La tarde del pasado domingo 21 de junio, un suceso inesperado tuvo lugar en el Mallorca Fashion Outlet, ese centro comercial que todos conocemos y donde muchas veces vamos a buscar buenas ofertas. Allí, la Guardia Civil tuvo que intervenir tras recibir una alerta sobre un cliente con actitudes sospechosas.
Un hombre sudamericano de 26 años se convirtió en el protagonista involuntario de esta historia.
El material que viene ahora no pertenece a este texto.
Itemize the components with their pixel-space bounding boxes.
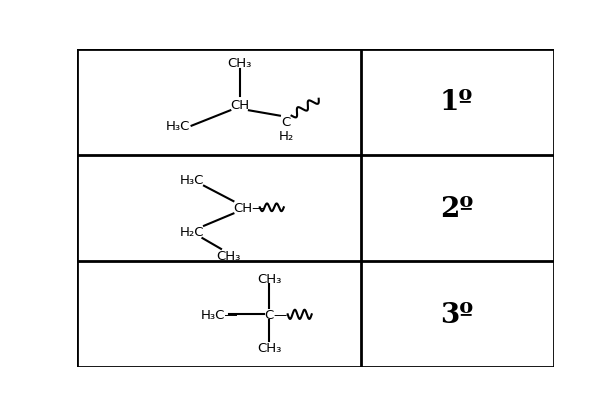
Text: H₂: H₂ [279,130,294,143]
Text: H₃C: H₃C [180,173,204,187]
Text: 3º: 3º [440,301,474,328]
Text: H₂C: H₂C [180,226,204,239]
Text: CH: CH [230,98,249,112]
Text: 2º: 2º [440,195,474,222]
Text: C: C [282,116,291,129]
Text: 1º: 1º [440,89,474,116]
Text: CH₃: CH₃ [216,249,241,262]
Text: CH₃: CH₃ [257,341,281,354]
Text: —: — [274,308,287,321]
Text: H₃C: H₃C [165,120,190,133]
Text: C: C [264,308,274,321]
Text: CH₃: CH₃ [228,57,252,70]
Text: H₃C—: H₃C— [201,308,239,321]
Text: CH₃: CH₃ [257,272,281,285]
Text: CH—: CH— [234,201,266,214]
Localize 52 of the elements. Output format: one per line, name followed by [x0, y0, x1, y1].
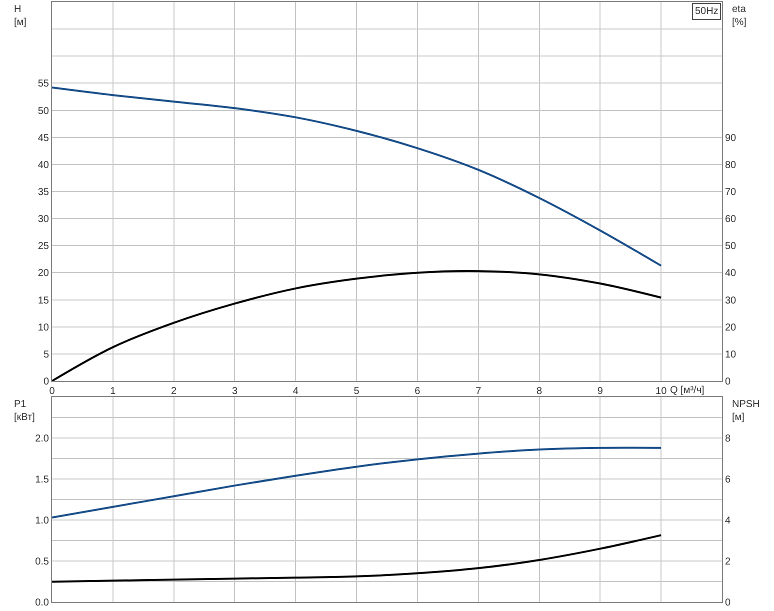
- line-series: [52, 270, 662, 381]
- y2-tick-label: 80: [725, 160, 737, 171]
- y2-tick-label: 8: [725, 434, 731, 444]
- y-tick-label: 25: [38, 241, 50, 252]
- y2-tick-label: 2: [725, 556, 731, 568]
- y2-tick-label: 20: [725, 322, 737, 334]
- y-tick-label: 0.0: [35, 598, 50, 608]
- y2-tick-label: 50: [725, 241, 737, 252]
- line-series: [52, 534, 662, 583]
- y-tick-label: 0: [43, 376, 50, 388]
- x-tick-label: 2: [171, 386, 178, 397]
- y-tick-label: 2.0: [35, 434, 50, 444]
- y-tick-label: 45: [38, 132, 50, 144]
- x-tick-label: 7: [476, 386, 482, 397]
- line-series: [52, 86, 662, 267]
- y-tick-label: 50: [38, 106, 50, 117]
- y-axis-title: H [м]: [14, 4, 27, 28]
- y2-tick-label: 90: [725, 132, 737, 144]
- y2-axis-title: NPSH [м]: [732, 399, 760, 423]
- y-tick-label: 55: [38, 78, 50, 90]
- annotation: 50Hz: [695, 6, 718, 17]
- y-tick-label: 35: [38, 187, 50, 198]
- x-axis-title: Q [м³/ч]: [670, 385, 705, 396]
- x-tick-label: 5: [354, 386, 360, 397]
- x-tick-label: 9: [597, 386, 604, 397]
- y-tick-label: 10: [38, 322, 50, 334]
- y2-tick-label: 0: [725, 598, 731, 608]
- y2-tick-label: 70: [725, 187, 737, 198]
- y-tick-label: 1.5: [35, 474, 50, 486]
- line-series: [52, 446, 662, 519]
- x-tick-label: 8: [536, 386, 542, 397]
- x-tick-label: 4: [292, 386, 299, 397]
- x-tick-label: 6: [414, 386, 421, 397]
- y2-axis-title: eta [%]: [732, 4, 747, 28]
- y-tick-label: 5: [43, 349, 50, 360]
- x-tick-label: 10: [656, 386, 668, 397]
- y-tick-label: 0.5: [35, 556, 50, 568]
- y2-tick-label: 30: [725, 295, 737, 306]
- y2-tick-label: 60: [725, 214, 737, 226]
- y-tick-label: 1.0: [35, 516, 50, 526]
- y-tick-label: 40: [38, 160, 50, 171]
- y2-tick-label: 6: [725, 474, 731, 486]
- y-tick-label: 30: [38, 214, 50, 226]
- y2-tick-label: 4: [725, 516, 731, 526]
- y-tick-label: 20: [38, 268, 50, 280]
- y2-tick-label: 0: [725, 376, 731, 388]
- y2-tick-label: 10: [725, 349, 737, 360]
- x-tick-label: 3: [232, 386, 238, 397]
- y-tick-label: 15: [38, 295, 50, 306]
- y-axis-title: P1 [кВт]: [14, 399, 36, 423]
- y2-tick-label: 40: [725, 268, 737, 280]
- x-tick-label: 1: [110, 386, 116, 397]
Los vigilantes de seguridad, atentos a cualquier movimiento raro, notaron que este joven llevaba varias bolsas repletas de ropa. ¿Qué podía haber dentro? Cuando la curiosidad se convierte en desconfianza, es cuando comienza la acción.
La intervención rápida de los agentes
Los trabajadores no dudaron en avisar a la Guardia Civil, que no tardó ni un minuto en hacer acto de presencia. Los agentes del Pont d’Inca realizaron una pequeña batida por el recinto hasta dar con él. Y vaya sorpresa se llevaron al descubrir que las bolsas estaban llenas de prendas todavía etiquetadas, listas para salir del local sin pasar por caja.
Al interrogarle, el joven no pudo justificar cómo había conseguido toda esa ropa que sumaba más de 1000 euros. Ante la evidencia y sin más excusas, los agentes procedieron a su detención. Las prendas fueron devueltas a las tiendas correspondientes y el incidente quedó como un recordatorio: siempre hay alguien observando y lo que parece fácil puede acabar siendo complicado.